Traditional credit scores rely on repayment data of loans and credit cards to determine credit worthiness. This denies an estimated 90% creditworthy individuals/thin file customers from access to credit. The utilization of alternate data to enrich or replace traditional sources is the cornerstone of FinTech lenders. These data points can be obtained from social sites, device data, sms, email, digital footprints, social media accounts, bank account statements among others.
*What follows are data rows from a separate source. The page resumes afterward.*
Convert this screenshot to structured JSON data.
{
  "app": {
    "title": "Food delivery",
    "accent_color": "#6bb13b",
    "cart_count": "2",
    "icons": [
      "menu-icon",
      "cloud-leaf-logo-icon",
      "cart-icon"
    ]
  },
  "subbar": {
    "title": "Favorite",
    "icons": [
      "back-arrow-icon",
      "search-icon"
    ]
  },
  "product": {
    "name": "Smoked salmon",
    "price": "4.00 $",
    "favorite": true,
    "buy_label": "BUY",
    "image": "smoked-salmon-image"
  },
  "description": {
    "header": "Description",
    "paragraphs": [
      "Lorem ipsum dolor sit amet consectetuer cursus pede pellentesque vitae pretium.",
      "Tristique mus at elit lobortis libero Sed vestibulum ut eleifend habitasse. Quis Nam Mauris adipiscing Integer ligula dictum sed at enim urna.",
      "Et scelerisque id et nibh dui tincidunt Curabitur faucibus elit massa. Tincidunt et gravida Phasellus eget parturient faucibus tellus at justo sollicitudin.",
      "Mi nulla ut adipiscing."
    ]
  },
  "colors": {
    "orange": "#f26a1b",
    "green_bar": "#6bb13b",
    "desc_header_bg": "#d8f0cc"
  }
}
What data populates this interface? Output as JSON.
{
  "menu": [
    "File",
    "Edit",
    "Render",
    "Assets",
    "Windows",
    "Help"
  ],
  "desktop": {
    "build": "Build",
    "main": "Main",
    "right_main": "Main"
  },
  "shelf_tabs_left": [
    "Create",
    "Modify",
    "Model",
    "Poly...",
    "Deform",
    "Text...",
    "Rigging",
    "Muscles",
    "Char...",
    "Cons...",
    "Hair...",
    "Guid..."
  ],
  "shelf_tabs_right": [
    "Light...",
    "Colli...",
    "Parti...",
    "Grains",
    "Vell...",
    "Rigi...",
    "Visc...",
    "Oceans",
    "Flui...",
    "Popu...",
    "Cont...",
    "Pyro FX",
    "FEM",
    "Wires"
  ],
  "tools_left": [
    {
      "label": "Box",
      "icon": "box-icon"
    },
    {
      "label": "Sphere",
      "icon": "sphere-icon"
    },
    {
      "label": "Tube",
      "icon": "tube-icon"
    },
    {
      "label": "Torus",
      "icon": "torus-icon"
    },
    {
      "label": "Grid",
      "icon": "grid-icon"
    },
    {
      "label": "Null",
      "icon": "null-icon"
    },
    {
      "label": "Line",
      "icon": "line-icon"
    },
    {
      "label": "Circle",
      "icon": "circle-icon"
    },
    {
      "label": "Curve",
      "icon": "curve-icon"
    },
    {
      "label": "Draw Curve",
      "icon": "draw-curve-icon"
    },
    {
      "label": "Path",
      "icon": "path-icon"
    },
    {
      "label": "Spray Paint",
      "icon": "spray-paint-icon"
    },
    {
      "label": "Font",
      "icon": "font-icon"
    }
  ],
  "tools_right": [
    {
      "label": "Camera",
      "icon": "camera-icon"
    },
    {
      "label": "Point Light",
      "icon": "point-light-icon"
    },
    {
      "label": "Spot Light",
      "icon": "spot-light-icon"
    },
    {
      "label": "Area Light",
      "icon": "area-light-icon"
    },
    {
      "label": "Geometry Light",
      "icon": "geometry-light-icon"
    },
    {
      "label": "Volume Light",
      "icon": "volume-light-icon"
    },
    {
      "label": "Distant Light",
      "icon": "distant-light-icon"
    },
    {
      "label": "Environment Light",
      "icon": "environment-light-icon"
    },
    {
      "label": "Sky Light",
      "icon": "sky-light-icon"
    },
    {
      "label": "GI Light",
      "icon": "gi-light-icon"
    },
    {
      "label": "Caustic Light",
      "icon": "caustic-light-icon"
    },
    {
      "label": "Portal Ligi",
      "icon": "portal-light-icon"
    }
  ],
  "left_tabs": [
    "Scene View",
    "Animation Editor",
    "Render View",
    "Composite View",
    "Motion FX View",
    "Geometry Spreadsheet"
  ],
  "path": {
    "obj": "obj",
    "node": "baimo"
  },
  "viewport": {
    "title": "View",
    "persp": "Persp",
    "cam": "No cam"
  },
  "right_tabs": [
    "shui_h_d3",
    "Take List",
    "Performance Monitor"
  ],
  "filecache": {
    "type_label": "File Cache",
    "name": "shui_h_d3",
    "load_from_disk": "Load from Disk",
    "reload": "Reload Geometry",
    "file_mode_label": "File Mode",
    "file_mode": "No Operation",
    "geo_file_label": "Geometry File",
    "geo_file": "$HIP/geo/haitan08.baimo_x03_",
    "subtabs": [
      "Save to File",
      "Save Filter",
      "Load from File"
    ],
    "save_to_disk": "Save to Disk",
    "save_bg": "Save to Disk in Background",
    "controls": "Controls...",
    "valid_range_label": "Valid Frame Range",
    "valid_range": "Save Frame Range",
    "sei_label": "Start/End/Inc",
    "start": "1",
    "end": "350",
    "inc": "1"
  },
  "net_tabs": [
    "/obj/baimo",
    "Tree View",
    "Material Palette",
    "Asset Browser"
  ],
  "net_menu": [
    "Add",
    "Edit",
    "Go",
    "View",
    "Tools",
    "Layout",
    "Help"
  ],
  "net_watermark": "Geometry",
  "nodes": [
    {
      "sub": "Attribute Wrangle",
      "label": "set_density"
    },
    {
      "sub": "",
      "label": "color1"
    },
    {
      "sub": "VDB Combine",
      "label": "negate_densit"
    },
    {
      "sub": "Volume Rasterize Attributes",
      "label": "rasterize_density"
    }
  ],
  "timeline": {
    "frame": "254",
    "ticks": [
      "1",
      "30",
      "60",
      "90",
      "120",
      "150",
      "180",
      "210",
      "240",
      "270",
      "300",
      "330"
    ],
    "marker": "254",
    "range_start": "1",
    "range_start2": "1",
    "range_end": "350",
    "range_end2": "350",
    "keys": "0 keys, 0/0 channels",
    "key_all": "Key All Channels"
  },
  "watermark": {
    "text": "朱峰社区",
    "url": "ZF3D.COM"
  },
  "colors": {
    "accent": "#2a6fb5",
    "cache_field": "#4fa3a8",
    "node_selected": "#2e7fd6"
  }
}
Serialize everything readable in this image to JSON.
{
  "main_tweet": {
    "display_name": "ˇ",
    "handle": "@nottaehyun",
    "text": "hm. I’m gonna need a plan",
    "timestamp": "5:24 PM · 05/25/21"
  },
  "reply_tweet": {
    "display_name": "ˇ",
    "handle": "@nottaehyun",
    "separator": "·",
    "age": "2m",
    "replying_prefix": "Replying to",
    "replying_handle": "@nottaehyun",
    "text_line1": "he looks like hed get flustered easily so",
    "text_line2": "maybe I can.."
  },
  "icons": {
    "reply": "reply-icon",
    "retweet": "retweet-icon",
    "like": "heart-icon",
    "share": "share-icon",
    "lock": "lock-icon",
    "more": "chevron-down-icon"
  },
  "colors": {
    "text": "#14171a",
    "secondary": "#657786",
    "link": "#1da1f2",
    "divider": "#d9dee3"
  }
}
Traditional products in the payment based lending space involved in invoice discounting, factoring, forfaiting and have since moved on to alternate means like merchant cash advances, credit cards. However, with the advent of FinTech startups, we are witnessing a shift to more innovative lending practices based on the payment history of the loan seeker. Some of the products to hit the market incorporate GST data, ecommerce activity, and bill payments data amongst others. On an active basis, it allows a lender to decide the paying ability of a merchant/business/individual and accordingly sanction credit. Some FinTech firms have enabled instant lending at the point of purchase itself, without the need for any offline intervention and this has led to a seamless experience. The collection of these loans more often than not can be done from the payment platform itself, providing for seamless, and convenient customer experience.
The payments space in India continues to be on the lookout for new opportunities to grow volumes so as to counter dwindling margins brought on by increased competition. Lenders are on the lookout for meaningful customer behavioral data with a need to diversify beyond core payments to create an interaction, which is more relationship based rather than just transactional. The lending and payment company models are starting to dovetail into each other as payments companies are monetizing their data to be consumed by lender models, while lenders are providing seamless ‘lending in a box’ credit facilities at the point of sale to drive more transactions.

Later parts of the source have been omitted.